Bidhya Chapagain (विद्या चापागाई) is a Nepali journalist. She is also a presenter of Herne Katha, a television web series started March 2018.

== Career ==
She worked as a presenter for Sajha Sawal, a weekly social discussion and debate program in Nepal. "Sajha Sawal" became the most popular program, airing weekly on Kantipur Television at that time.

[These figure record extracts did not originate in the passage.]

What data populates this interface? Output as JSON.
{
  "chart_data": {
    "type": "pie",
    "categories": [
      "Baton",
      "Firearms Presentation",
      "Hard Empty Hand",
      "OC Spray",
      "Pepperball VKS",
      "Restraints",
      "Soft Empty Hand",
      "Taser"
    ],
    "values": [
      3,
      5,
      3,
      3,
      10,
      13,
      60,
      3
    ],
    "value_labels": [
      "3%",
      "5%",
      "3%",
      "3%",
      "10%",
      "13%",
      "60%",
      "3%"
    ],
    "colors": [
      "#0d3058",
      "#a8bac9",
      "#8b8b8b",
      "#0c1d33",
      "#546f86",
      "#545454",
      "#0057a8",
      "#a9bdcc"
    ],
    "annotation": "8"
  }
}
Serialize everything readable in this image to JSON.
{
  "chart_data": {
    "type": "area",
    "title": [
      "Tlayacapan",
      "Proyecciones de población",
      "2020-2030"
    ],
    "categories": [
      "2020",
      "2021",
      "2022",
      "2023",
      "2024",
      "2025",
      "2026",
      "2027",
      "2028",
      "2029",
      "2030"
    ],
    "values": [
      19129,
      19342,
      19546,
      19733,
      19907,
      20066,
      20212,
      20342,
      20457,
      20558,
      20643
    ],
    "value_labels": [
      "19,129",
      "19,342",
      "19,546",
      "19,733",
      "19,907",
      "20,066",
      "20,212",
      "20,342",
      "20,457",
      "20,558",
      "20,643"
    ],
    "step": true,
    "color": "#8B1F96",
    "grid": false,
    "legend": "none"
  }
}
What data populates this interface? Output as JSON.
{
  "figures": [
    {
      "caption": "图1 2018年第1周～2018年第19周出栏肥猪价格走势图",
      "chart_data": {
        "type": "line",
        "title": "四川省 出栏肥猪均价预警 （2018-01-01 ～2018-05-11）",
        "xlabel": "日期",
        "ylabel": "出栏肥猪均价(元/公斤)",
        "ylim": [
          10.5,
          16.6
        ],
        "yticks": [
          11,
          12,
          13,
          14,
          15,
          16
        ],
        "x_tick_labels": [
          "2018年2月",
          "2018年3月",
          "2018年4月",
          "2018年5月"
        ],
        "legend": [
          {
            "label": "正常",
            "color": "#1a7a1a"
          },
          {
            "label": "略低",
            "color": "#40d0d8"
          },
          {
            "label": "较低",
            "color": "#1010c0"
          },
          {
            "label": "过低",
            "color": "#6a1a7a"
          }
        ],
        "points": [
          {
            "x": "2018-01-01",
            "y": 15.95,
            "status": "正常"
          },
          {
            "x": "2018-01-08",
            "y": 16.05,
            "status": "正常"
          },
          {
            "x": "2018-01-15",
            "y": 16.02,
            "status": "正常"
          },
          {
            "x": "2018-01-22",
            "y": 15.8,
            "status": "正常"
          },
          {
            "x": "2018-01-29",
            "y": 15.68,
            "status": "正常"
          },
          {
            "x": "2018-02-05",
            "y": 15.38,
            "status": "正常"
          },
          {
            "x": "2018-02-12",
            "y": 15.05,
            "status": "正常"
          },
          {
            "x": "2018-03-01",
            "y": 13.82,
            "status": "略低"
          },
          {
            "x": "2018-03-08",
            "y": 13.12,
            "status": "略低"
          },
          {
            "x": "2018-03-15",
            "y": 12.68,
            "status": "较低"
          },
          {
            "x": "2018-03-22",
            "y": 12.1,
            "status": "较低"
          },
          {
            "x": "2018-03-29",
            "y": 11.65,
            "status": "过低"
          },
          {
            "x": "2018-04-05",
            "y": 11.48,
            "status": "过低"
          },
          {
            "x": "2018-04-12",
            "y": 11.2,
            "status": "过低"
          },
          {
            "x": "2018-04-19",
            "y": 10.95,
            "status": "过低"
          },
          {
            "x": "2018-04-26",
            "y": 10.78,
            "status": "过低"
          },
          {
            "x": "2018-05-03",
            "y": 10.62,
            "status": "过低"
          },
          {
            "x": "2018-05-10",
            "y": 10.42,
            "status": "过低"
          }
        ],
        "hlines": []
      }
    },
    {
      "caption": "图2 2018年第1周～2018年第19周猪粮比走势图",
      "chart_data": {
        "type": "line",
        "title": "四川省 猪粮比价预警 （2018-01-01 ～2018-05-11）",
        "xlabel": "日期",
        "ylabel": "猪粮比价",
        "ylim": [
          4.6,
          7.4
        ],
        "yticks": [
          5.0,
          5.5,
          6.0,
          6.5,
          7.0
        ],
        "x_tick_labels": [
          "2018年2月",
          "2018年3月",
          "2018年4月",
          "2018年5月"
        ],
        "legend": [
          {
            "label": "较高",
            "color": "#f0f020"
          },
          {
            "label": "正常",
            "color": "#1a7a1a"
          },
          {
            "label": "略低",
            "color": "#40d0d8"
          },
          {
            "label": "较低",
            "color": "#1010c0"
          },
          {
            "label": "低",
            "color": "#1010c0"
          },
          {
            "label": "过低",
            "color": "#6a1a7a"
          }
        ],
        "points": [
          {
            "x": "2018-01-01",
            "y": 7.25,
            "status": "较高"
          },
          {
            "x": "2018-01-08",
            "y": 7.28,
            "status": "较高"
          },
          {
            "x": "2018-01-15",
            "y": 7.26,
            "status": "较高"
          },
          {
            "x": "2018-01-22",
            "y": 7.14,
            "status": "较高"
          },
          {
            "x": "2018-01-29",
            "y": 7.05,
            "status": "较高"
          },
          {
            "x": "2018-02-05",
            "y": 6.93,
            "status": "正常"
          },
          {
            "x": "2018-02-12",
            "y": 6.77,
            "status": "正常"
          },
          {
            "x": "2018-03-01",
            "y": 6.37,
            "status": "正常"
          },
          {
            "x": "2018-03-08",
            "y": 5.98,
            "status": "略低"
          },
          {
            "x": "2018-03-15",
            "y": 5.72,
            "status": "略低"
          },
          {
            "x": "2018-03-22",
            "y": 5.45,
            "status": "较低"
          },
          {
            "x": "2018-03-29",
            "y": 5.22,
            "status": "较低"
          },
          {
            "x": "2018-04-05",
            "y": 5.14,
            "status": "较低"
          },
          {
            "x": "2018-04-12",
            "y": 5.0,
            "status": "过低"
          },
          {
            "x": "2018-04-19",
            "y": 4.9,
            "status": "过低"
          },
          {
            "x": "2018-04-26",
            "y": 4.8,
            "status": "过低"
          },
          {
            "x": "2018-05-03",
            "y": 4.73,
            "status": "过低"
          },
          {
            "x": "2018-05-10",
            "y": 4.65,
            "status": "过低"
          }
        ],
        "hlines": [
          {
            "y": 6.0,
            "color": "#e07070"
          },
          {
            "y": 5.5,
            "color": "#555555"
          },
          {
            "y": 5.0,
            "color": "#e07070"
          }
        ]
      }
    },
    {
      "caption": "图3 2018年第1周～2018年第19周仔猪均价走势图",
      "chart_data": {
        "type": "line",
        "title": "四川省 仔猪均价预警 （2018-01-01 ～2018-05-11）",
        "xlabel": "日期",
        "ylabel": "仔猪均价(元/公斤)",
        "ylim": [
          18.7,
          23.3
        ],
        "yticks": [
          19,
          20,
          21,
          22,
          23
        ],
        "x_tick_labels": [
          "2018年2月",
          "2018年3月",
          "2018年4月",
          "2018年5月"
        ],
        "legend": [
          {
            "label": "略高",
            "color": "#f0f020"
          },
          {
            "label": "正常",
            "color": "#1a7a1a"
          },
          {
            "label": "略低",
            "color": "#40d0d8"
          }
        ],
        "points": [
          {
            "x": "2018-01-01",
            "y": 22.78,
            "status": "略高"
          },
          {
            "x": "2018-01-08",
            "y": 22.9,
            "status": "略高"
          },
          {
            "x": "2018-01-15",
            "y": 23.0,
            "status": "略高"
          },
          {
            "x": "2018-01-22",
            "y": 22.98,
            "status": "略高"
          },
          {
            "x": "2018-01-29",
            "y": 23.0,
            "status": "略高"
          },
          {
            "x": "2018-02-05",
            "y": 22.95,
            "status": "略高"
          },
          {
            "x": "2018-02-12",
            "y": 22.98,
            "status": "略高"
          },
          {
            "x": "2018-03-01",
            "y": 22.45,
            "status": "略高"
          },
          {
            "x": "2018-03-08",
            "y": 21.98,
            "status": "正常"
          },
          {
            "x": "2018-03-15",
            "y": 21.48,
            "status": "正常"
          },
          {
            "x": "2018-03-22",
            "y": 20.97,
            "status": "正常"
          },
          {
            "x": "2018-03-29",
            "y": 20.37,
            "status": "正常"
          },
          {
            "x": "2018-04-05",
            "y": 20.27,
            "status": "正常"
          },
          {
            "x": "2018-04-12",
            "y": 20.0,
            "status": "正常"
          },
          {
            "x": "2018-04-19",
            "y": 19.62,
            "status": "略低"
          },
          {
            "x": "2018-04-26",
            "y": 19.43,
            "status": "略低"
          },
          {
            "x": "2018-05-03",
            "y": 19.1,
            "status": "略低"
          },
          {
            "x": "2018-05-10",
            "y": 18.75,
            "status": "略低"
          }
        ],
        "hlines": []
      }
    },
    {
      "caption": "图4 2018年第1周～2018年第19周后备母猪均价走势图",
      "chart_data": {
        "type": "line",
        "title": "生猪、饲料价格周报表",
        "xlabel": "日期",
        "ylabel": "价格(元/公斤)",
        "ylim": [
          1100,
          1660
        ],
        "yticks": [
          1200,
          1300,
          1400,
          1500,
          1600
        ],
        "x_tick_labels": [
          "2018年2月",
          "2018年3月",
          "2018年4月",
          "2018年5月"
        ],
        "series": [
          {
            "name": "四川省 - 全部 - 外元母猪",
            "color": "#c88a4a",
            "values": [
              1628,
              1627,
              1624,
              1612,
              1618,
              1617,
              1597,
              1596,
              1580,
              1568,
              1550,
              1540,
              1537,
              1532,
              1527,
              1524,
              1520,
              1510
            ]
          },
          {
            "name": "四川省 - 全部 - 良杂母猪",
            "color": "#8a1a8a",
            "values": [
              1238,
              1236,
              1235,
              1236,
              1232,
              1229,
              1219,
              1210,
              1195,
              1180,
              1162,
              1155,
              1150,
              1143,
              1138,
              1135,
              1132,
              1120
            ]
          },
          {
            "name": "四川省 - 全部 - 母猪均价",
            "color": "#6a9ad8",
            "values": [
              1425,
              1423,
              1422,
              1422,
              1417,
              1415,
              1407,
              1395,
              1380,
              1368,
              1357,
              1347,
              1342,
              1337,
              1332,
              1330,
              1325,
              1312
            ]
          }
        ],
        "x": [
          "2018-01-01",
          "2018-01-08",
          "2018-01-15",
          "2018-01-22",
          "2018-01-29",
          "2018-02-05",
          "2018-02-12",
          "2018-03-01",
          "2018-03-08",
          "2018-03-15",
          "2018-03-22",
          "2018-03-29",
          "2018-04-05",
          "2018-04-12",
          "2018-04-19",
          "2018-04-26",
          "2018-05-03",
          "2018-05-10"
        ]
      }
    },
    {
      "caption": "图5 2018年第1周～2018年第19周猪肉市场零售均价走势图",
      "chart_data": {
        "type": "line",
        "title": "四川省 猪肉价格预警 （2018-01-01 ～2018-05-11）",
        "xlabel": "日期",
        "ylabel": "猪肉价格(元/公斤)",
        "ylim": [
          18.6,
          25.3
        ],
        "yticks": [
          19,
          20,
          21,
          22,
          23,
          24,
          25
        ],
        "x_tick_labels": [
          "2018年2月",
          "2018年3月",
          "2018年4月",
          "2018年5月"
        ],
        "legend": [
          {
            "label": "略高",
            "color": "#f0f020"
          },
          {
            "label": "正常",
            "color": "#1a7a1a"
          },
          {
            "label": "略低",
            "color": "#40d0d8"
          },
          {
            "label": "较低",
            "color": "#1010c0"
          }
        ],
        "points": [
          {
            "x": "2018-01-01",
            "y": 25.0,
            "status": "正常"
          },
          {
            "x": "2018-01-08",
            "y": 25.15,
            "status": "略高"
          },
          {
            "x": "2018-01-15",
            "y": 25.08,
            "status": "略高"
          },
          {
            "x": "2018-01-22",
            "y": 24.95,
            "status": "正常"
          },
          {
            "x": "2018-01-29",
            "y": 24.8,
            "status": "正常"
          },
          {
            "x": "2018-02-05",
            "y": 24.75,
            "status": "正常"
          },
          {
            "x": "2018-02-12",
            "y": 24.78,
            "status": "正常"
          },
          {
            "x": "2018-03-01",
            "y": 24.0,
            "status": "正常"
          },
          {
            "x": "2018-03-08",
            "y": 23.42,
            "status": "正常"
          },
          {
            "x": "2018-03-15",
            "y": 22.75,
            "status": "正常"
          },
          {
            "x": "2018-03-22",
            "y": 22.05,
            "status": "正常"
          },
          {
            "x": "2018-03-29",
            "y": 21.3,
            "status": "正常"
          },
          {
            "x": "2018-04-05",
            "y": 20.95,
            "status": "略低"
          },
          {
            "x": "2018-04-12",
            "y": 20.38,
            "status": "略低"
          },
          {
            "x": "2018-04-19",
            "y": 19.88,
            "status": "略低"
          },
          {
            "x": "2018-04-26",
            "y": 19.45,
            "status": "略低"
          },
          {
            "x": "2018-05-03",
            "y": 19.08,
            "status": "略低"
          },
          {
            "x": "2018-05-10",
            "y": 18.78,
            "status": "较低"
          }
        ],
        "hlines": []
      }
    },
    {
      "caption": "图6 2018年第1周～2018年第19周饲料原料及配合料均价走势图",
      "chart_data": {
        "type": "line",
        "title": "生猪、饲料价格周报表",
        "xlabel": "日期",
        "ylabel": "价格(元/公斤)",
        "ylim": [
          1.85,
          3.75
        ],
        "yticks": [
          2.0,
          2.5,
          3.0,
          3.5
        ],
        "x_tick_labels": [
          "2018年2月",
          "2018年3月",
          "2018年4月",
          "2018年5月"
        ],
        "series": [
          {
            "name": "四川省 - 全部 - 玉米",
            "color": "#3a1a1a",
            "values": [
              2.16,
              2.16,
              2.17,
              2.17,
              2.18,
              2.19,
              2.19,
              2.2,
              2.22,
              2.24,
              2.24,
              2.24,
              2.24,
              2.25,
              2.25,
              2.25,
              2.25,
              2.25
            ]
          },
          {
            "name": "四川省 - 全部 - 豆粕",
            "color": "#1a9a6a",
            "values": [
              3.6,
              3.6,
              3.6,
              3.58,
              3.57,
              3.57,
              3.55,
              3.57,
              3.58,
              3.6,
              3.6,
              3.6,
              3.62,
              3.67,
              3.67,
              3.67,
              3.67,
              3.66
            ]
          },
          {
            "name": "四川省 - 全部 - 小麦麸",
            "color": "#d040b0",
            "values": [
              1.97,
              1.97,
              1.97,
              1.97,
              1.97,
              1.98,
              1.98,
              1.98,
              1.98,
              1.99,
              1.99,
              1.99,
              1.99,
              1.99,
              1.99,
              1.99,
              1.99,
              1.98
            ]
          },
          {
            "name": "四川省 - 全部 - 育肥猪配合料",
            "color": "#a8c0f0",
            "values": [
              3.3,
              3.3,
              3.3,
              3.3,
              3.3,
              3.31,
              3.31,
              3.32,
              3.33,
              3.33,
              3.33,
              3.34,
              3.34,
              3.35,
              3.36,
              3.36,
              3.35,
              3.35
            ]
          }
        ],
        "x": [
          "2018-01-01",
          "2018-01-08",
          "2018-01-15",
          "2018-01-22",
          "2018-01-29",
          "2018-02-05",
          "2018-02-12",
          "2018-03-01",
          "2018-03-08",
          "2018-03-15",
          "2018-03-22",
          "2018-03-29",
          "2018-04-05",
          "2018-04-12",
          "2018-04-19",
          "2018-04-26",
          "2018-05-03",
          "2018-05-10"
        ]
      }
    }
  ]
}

She began presenting the show in July 2014 and quit in January 2018, co-founding Herne Katha. She has worked as a journalist for over a decade in radio, television, and newspaper media. Herne Katha was founded in collaboration with Kamal Kumar. Herne Katha has crossed over 1 million subscribers on YouTube. It has become one of the most popular documentaries in Nepal, focusing on the lives of unknown Nepali people.

== Early life ==
Chapagain's childhood was spent with her parents in Gothatar, Kathmandu. She grew up helping her parents on their farm. She was inspired to become a journalist from listening to the radio with her brother and reading the newspaper in her school library. Her mother was only 13 when she got married. Chapagain got a lot of support from her mother, who wanted her daughter to be well educated.

== Awards ==
The Man Who Died Once - 'Best Documentary Award' in Kathmandu International Mountain Film Festival (KIMFF 2018)
Directed by - Bidhya Chapagain and Kamal Kumar

Bagh Ko Bangara - 'Audience Award' in Kathmandu International Mountain Film Festival (KIMFF 2022) - Produced by Chapagain, directed by Kamal Kumar.